Die Beratung hilft also – aber längst nicht alle, die sie bräuchten, erhalten sie. Die durchschnittliche Wartezeit betrug im Berichtsjahr 25 Tage, die Frist, die zwischen dem ersten und dem zweiten Termin verstrich, nochmals 22 Tage. Acht Wochen Wartezeit sind jedoch nicht selten, über 100 Klienten warteten noch länger. Nur die akuten Notfälle einen Soforttermin – als Beispiel nannte Heesen einen Notalarm der Schulsozialarbeit, die von einem Mädchen auf Suiziddrohungen einer Mitschülerin im sozialen Netzwerk aufmerksam gemacht worden war. 2013 gab es insgesamt 26 solche Akutberatungen.

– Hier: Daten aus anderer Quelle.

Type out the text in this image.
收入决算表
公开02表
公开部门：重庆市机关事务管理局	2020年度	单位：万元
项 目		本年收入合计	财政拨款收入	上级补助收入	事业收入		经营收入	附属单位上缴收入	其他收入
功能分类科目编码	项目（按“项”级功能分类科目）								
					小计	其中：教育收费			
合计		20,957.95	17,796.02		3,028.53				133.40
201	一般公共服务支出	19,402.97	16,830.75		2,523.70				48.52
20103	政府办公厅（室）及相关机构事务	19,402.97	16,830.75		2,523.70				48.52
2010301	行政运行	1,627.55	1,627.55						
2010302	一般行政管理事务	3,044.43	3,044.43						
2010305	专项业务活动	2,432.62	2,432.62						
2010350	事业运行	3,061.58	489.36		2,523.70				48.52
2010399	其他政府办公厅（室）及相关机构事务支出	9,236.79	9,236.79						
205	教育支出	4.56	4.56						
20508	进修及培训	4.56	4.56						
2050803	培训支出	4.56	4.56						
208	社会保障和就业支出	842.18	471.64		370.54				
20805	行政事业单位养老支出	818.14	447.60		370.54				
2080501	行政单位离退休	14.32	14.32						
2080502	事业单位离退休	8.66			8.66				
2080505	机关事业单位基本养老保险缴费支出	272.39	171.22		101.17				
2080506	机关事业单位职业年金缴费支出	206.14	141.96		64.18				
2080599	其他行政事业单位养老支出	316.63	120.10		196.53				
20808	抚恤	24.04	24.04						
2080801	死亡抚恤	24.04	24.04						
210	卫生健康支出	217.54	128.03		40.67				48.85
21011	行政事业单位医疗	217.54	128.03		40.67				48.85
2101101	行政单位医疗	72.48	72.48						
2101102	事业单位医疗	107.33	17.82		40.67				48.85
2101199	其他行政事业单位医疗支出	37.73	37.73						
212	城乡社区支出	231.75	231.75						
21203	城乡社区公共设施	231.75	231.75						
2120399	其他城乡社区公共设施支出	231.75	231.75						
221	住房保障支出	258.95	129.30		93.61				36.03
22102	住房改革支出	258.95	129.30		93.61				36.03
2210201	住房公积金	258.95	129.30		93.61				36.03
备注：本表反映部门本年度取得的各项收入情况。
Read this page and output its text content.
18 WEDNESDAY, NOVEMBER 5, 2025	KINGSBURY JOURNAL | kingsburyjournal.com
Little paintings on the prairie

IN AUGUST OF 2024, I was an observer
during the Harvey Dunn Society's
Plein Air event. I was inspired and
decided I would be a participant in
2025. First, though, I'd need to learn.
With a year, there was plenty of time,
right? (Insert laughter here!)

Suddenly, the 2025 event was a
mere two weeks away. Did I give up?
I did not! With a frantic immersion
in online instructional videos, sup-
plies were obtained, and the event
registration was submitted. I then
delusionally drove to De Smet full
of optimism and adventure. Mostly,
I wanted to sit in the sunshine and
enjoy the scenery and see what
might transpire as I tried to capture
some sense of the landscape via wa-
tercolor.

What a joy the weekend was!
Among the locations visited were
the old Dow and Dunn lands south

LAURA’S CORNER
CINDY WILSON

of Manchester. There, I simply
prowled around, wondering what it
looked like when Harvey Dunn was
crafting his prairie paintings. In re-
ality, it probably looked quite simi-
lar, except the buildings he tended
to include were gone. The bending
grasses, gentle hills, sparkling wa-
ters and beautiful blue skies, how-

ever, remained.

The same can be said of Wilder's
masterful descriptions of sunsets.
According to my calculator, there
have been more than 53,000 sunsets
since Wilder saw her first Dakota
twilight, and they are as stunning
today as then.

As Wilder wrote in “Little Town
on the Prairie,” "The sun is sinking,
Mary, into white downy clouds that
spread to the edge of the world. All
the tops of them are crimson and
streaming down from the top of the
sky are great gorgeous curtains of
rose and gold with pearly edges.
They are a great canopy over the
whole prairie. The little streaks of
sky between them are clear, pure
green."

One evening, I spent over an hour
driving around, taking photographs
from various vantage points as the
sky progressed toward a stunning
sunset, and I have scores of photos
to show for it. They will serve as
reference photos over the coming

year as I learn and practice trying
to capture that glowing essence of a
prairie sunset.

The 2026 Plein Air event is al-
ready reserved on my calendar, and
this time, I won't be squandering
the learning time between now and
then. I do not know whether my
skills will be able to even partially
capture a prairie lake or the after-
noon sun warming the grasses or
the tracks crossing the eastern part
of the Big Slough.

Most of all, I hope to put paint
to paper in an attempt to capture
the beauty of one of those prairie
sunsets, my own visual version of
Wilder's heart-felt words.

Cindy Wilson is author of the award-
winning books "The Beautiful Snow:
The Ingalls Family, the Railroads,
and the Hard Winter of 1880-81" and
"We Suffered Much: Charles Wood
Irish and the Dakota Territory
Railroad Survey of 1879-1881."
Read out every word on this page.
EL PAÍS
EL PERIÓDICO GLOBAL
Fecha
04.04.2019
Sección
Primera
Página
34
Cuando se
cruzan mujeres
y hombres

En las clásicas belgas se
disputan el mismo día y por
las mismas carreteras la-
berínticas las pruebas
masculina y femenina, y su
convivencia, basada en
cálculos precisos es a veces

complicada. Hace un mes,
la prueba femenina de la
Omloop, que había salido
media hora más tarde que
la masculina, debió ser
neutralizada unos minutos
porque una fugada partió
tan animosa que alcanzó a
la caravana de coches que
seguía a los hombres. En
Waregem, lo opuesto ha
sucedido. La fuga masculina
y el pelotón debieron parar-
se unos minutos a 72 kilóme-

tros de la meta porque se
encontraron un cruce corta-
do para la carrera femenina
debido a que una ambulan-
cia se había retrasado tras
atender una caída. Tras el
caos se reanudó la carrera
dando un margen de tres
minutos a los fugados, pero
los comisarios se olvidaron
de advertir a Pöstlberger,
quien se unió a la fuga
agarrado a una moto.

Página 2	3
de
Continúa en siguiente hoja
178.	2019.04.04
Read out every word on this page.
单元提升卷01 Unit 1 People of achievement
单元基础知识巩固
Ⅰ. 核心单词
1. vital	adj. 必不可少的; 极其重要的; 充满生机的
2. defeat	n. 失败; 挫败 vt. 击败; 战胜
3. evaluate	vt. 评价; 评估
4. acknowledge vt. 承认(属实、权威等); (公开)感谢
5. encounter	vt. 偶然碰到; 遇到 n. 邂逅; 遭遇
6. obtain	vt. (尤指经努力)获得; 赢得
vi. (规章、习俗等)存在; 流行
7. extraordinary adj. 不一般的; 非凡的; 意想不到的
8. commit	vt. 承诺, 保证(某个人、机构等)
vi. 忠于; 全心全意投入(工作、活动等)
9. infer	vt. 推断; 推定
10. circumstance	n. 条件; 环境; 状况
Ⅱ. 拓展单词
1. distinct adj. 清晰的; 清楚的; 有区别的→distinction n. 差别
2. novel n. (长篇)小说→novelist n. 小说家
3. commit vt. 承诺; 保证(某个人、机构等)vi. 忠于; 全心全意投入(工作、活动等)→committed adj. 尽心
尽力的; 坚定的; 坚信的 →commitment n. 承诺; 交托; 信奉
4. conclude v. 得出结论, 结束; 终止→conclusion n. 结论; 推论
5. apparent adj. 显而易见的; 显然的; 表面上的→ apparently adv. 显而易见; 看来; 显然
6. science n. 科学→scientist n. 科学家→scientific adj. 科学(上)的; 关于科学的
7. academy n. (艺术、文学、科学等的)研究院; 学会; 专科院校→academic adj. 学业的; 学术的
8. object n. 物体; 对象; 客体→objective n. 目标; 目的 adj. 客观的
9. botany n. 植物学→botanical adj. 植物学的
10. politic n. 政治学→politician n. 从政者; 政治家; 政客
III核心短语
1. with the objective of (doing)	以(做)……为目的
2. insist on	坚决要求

Die meisten aber müssten warten und die akute Krise erst einmal aussitzen.Was tun? Stephan Heesen wäre glücklich über mehr Personal – in der derzeitigen Besetzung sei an eine Erhöhung der Schlagzahl nicht zu denken. Oberbürgermeister Jürgen Gneveckow und die Kreisräte, die dem Ausschuss angehören, versprachen, dieses Problem so bald wie möglich im Kreistag aufs Tapet zu bringen.